The feeding-related lipogenic pathway is associated with TGF-β1 and the related ECM remodeling factors in adipose tissue.A–E, transcriptome analysis in adipose tissue of 24 h fasted C57BL/6J mice and chow-fed controls (GSE46495). Feeding-associated genes in mouse adipose tissues were selected (A) and analyzed with the Up Keyword (B), Gene Ontology (C), and KEGG pathway databases (D). E, heatmap of lipogenesis-related genes in mouse adipose tissues from 24 h fasting and ad libitum feeding states (GSE46495, n = 5). F, schematic diagram of microarray analysis to identify feeding-induced factors expressed in adipose tissue and adipocytes. The following Gene Expression Omnibus datasets were used for the analysis: feeding-induced genes in mouse adipose tissue (GSE46495, fold change >1.17, p < 0.05; 2801 genes), short-term high-fat diet–induced genes in mouse adipose tissue (GDS5824, fold change >1.25, p < 0.05; 2011 genes), and obesity-induced genes in human adipose tissue (GDS3602, fold change >1.25, p < 0.05; 1081 genes). G, relative expression of the TGF-β1 gene in mouse adipose tissues, liver, and skeletal muscle from 24 h fasting and ad libitum feeding states (GSE46495, n = 5). H, heatmap of ECM remodeling–related genes in mouse adipose tissues from 24 h fasting and ad libitum feeding states (GSE46495, n = 5). I, relative TGF-β1 RNA and protein expression of gonadal WAT from C57BL/6J mice fasted for 48 h and mice refed for 48 h (n = 3). J, relative TGF-β1 protein levels in gonadal WAT of C57BL/6J mice fasted for 24 h or refed for 12 h (n = 3).
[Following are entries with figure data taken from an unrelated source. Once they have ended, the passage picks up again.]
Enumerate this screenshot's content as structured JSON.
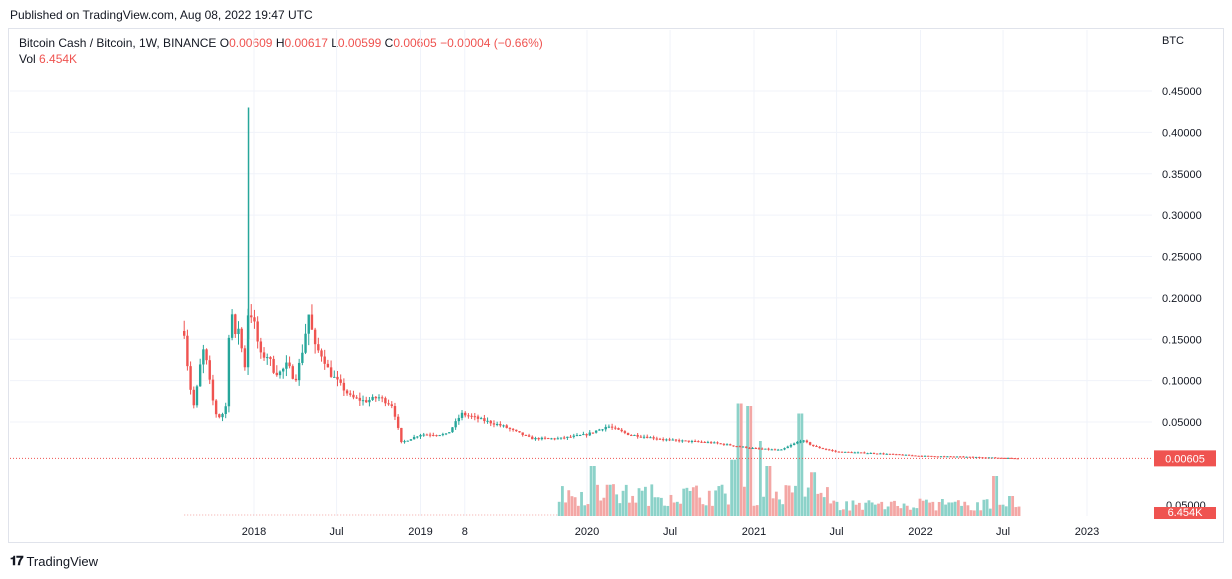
{
  "published": "Published on TradingView.com, Aug 08, 2022 19:47 UTC",
  "legend": {
    "symbol": "Bitcoin Cash / Bitcoin, 1W, BINANCE",
    "open_label": "O",
    "open": "0.00609",
    "high_label": "H",
    "high": "0.00617",
    "low_label": "L",
    "low": "0.00599",
    "close_label": "C",
    "close": "0.00605",
    "change": "−0.00004 (−0.66%)",
    "vol_label": "Vol",
    "vol": "6.454K"
  },
  "currency": "BTC",
  "last_price_label": "0.00605",
  "vol_axis_label": "0.05000",
  "vol_last_label": "6.454K",
  "footer": {
    "brand": "TradingView"
  },
  "colors": {
    "up": "#26a69a",
    "down": "#ef5350",
    "vol_up": "#8cd2c9",
    "vol_down": "#f3a7a5",
    "grid": "#f0f3fa"
  },
  "chart_data": {
    "type": "candlestick",
    "y_axis": {
      "ticks": [
        0.05,
        0.1,
        0.15,
        0.2,
        0.25,
        0.3,
        0.35,
        0.4,
        0.45
      ],
      "labels": [
        "0.05000",
        "0.10000",
        "0.15000",
        "0.20000",
        "0.25000",
        "0.30000",
        "0.35000",
        "0.40000",
        "0.45000"
      ]
    },
    "x_axis": {
      "labels": [
        "2018",
        "Jul",
        "2019",
        "8",
        "2020",
        "Jul",
        "2021",
        "Jul",
        "2022",
        "Jul",
        "2023"
      ],
      "dates": [
        "2018-01-01",
        "2018-07-01",
        "2019-01-01",
        "2019-04-08",
        "2020-01-01",
        "2020-07-01",
        "2021-01-01",
        "2021-07-01",
        "2022-01-01",
        "2022-07-01",
        "2023-01-01"
      ]
    },
    "last_close": 0.00605,
    "price_path": [
      [
        "2017-08-01",
        0.16
      ],
      [
        "2017-08-08",
        0.12
      ],
      [
        "2017-08-15",
        0.09
      ],
      [
        "2017-08-22",
        0.07
      ],
      [
        "2017-09-01",
        0.1
      ],
      [
        "2017-09-10",
        0.14
      ],
      [
        "2017-09-20",
        0.12
      ],
      [
        "2017-10-01",
        0.08
      ],
      [
        "2017-10-10",
        0.06
      ],
      [
        "2017-10-20",
        0.055
      ],
      [
        "2017-11-01",
        0.07
      ],
      [
        "2017-11-10",
        0.2
      ],
      [
        "2017-11-20",
        0.15
      ],
      [
        "2017-12-01",
        0.17
      ],
      [
        "2017-12-10",
        0.1
      ],
      [
        "2017-12-20",
        0.19
      ],
      [
        "2018-01-01",
        0.17
      ],
      [
        "2018-01-15",
        0.13
      ],
      [
        "2018-02-01",
        0.13
      ],
      [
        "2018-02-15",
        0.11
      ],
      [
        "2018-03-01",
        0.11
      ],
      [
        "2018-03-15",
        0.12
      ],
      [
        "2018-04-01",
        0.1
      ],
      [
        "2018-04-15",
        0.13
      ],
      [
        "2018-05-01",
        0.18
      ],
      [
        "2018-05-15",
        0.14
      ],
      [
        "2018-06-01",
        0.13
      ],
      [
        "2018-06-15",
        0.11
      ],
      [
        "2018-07-01",
        0.1
      ],
      [
        "2018-08-01",
        0.08
      ],
      [
        "2018-09-01",
        0.075
      ],
      [
        "2018-10-01",
        0.08
      ],
      [
        "2018-11-01",
        0.07
      ],
      [
        "2018-11-20",
        0.025
      ],
      [
        "2019-01-01",
        0.035
      ],
      [
        "2019-03-01",
        0.035
      ],
      [
        "2019-04-01",
        0.06
      ],
      [
        "2019-05-01",
        0.055
      ],
      [
        "2019-07-01",
        0.045
      ],
      [
        "2019-09-01",
        0.03
      ],
      [
        "2019-11-01",
        0.03
      ],
      [
        "2020-01-01",
        0.035
      ],
      [
        "2020-02-15",
        0.045
      ],
      [
        "2020-04-01",
        0.035
      ],
      [
        "2020-07-01",
        0.028
      ],
      [
        "2020-10-01",
        0.025
      ],
      [
        "2021-01-01",
        0.018
      ],
      [
        "2021-03-01",
        0.016
      ],
      [
        "2021-04-15",
        0.028
      ],
      [
        "2021-05-15",
        0.02
      ],
      [
        "2021-07-01",
        0.014
      ],
      [
        "2021-10-01",
        0.012
      ],
      [
        "2022-01-01",
        0.009
      ],
      [
        "2022-04-01",
        0.008
      ],
      [
        "2022-08-08",
        0.00605
      ]
    ],
    "volume_spikes": [
      [
        "2020-01-15",
        40
      ],
      [
        "2020-02-15",
        25
      ],
      [
        "2020-06-01",
        15
      ],
      [
        "2020-11-15",
        45
      ],
      [
        "2020-12-01",
        90
      ],
      [
        "2020-12-20",
        88
      ],
      [
        "2021-01-15",
        60
      ],
      [
        "2021-02-01",
        40
      ],
      [
        "2021-04-15",
        82
      ],
      [
        "2021-05-10",
        35
      ],
      [
        "2022-06-15",
        32
      ],
      [
        "2022-07-20",
        16
      ]
    ]
  }
}
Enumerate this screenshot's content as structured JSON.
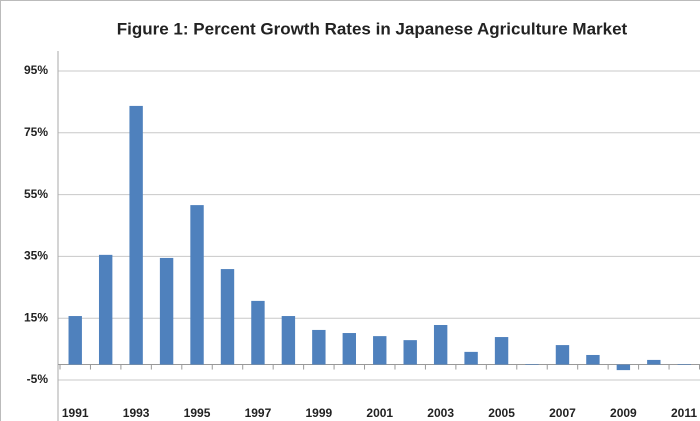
{
  "chart_data": {
    "type": "bar",
    "title": "Figure 1: Percent Growth Rates in Japanese Agriculture Market",
    "categories": [
      "1991",
      null,
      "1993",
      null,
      "1995",
      null,
      "1997",
      null,
      "1999",
      null,
      "2001",
      null,
      "2003",
      null,
      "2005",
      null,
      "2007",
      null,
      "2009",
      null,
      "2011"
    ],
    "values": [
      15.7,
      35.5,
      83.7,
      34.5,
      51.6,
      30.9,
      20.6,
      15.7,
      11.2,
      10.2,
      9.2,
      7.9,
      12.8,
      4.1,
      8.9,
      0.1,
      6.3,
      3.1,
      -1.8,
      1.5,
      0.1
    ],
    "color": "#4f81bd",
    "ylim": [
      -5,
      95
    ],
    "yticks": [
      {
        "value": -5,
        "label": "-5%"
      },
      {
        "value": 15,
        "label": "15%"
      },
      {
        "value": 35,
        "label": "35%"
      },
      {
        "value": 55,
        "label": "55%"
      },
      {
        "value": 75,
        "label": "75%"
      },
      {
        "value": 95,
        "label": "95%"
      }
    ],
    "grid": true
  }
}
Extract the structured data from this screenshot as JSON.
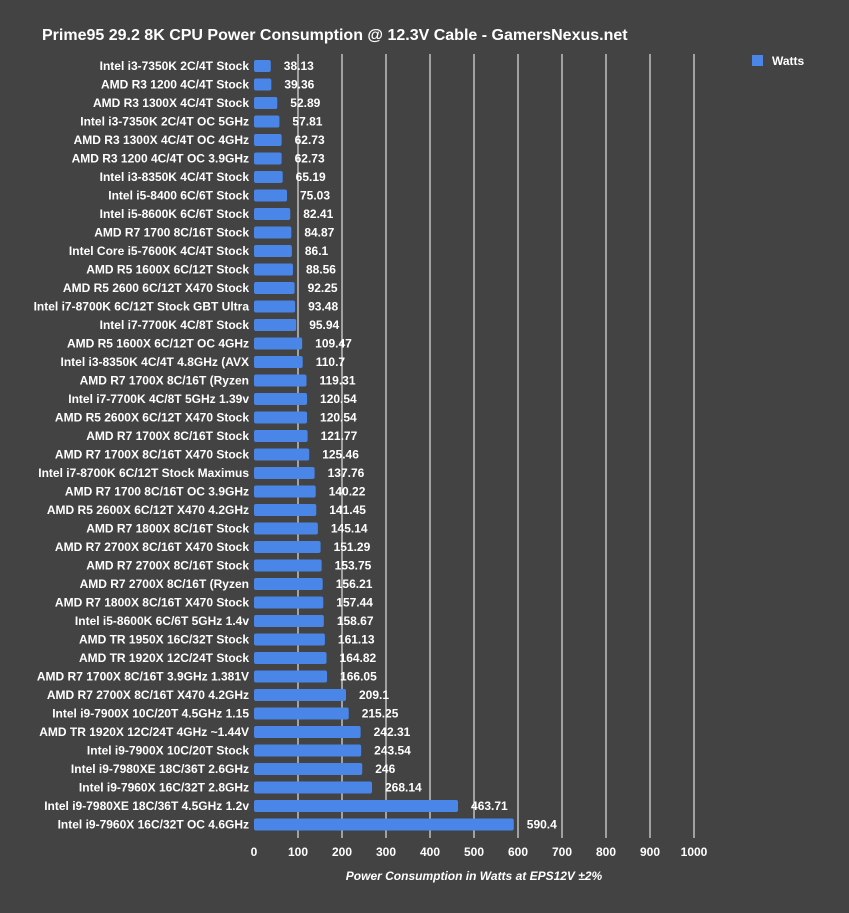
{
  "chart_data": {
    "type": "bar",
    "orientation": "horizontal",
    "title": "Prime95 29.2 8K CPU Power Consumption @ 12.3V Cable - GamersNexus.net",
    "xlabel": "Power Consumption in Watts at EPS12V ±2%",
    "ylabel": "",
    "xlim": [
      0,
      1000
    ],
    "xticks": [
      0,
      100,
      200,
      300,
      400,
      500,
      600,
      700,
      800,
      900,
      1000
    ],
    "grid": true,
    "legend_position": "top-right",
    "series": [
      {
        "name": "Watts",
        "color": "#4a86e8",
        "values": [
          38.13,
          39.36,
          52.89,
          57.81,
          62.73,
          62.73,
          65.19,
          75.03,
          82.41,
          84.87,
          86.1,
          88.56,
          92.25,
          93.48,
          95.94,
          109.47,
          110.7,
          119.31,
          120.54,
          120.54,
          121.77,
          125.46,
          137.76,
          140.22,
          141.45,
          145.14,
          151.29,
          153.75,
          156.21,
          157.44,
          158.67,
          161.13,
          164.82,
          166.05,
          209.1,
          215.25,
          242.31,
          243.54,
          246,
          268.14,
          463.71,
          590.4
        ]
      }
    ],
    "categories": [
      "Intel i3-7350K 2C/4T Stock",
      "AMD R3 1200 4C/4T Stock",
      "AMD R3 1300X 4C/4T Stock",
      "Intel i3-7350K 2C/4T OC 5GHz",
      "AMD R3 1300X 4C/4T OC 4GHz",
      "AMD R3 1200 4C/4T OC 3.9GHz",
      "Intel i3-8350K 4C/4T Stock",
      "Intel i5-8400 6C/6T Stock",
      "Intel i5-8600K 6C/6T Stock",
      "AMD R7 1700 8C/16T Stock",
      "Intel Core i5-7600K 4C/4T Stock",
      "AMD R5 1600X 6C/12T Stock",
      "AMD R5 2600 6C/12T X470 Stock",
      "Intel i7-8700K 6C/12T Stock GBT Ultra",
      "Intel i7-7700K 4C/8T Stock",
      "AMD R5 1600X 6C/12T OC 4GHz",
      "Intel i3-8350K 4C/4T 4.8GHz (AVX",
      "AMD R7 1700X 8C/16T (Ryzen",
      "Intel i7-7700K 4C/8T 5GHz 1.39v",
      "AMD R5 2600X 6C/12T X470 Stock",
      "AMD R7 1700X 8C/16T Stock",
      "AMD R7 1700X 8C/16T X470 Stock",
      "Intel i7-8700K 6C/12T Stock Maximus",
      "AMD R7 1700 8C/16T OC 3.9GHz",
      "AMD R5 2600X 6C/12T X470 4.2GHz",
      "AMD R7 1800X 8C/16T Stock",
      "AMD R7 2700X 8C/16T X470 Stock",
      "AMD R7 2700X 8C/16T Stock",
      "AMD R7 2700X 8C/16T (Ryzen",
      "AMD R7 1800X 8C/16T X470 Stock",
      "Intel i5-8600K 6C/6T 5GHz 1.4v",
      "AMD TR 1950X 16C/32T Stock",
      "AMD TR 1920X 12C/24T Stock",
      "AMD R7 1700X 8C/16T 3.9GHz 1.381V",
      "AMD R7 2700X 8C/16T X470 4.2GHz",
      "Intel i9-7900X 10C/20T 4.5GHz 1.15",
      "AMD TR 1920X 12C/24T 4GHz ~1.44V",
      "Intel i9-7900X 10C/20T Stock",
      "Intel i9-7980XE 18C/36T 2.6GHz",
      "Intel i9-7960X 16C/32T 2.8GHz",
      "Intel i9-7980XE 18C/36T 4.5GHz 1.2v",
      "Intel i9-7960X 16C/32T OC 4.6GHz"
    ],
    "value_labels": [
      "38.13",
      "39.36",
      "52.89",
      "57.81",
      "62.73",
      "62.73",
      "65.19",
      "75.03",
      "82.41",
      "84.87",
      "86.1",
      "88.56",
      "92.25",
      "93.48",
      "95.94",
      "109.47",
      "110.7",
      "119.31",
      "120.54",
      "120.54",
      "121.77",
      "125.46",
      "137.76",
      "140.22",
      "141.45",
      "145.14",
      "151.29",
      "153.75",
      "156.21",
      "157.44",
      "158.67",
      "161.13",
      "164.82",
      "166.05",
      "209.1",
      "215.25",
      "242.31",
      "243.54",
      "246",
      "268.14",
      "463.71",
      "590.4"
    ]
  },
  "colors": {
    "background": "#434343",
    "bar": "#4a86e8",
    "text": "#ffffff",
    "grid": "#ffffff"
  }
}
K and L, relative expression of the indicated genes in gonadal WAT from 48 h fasted or refed mice (n = 3). Data are presented as the mean ± SEM. ∗p < 0.05, ∗∗p < 0.01, ∗∗∗p < 0.001. ECM, extracellular matrix; KEGG, Kyoto Encyclopedia of Genes and Genomes; TGF-β1, transforming growth factor β1; WAT, white adipose tissue.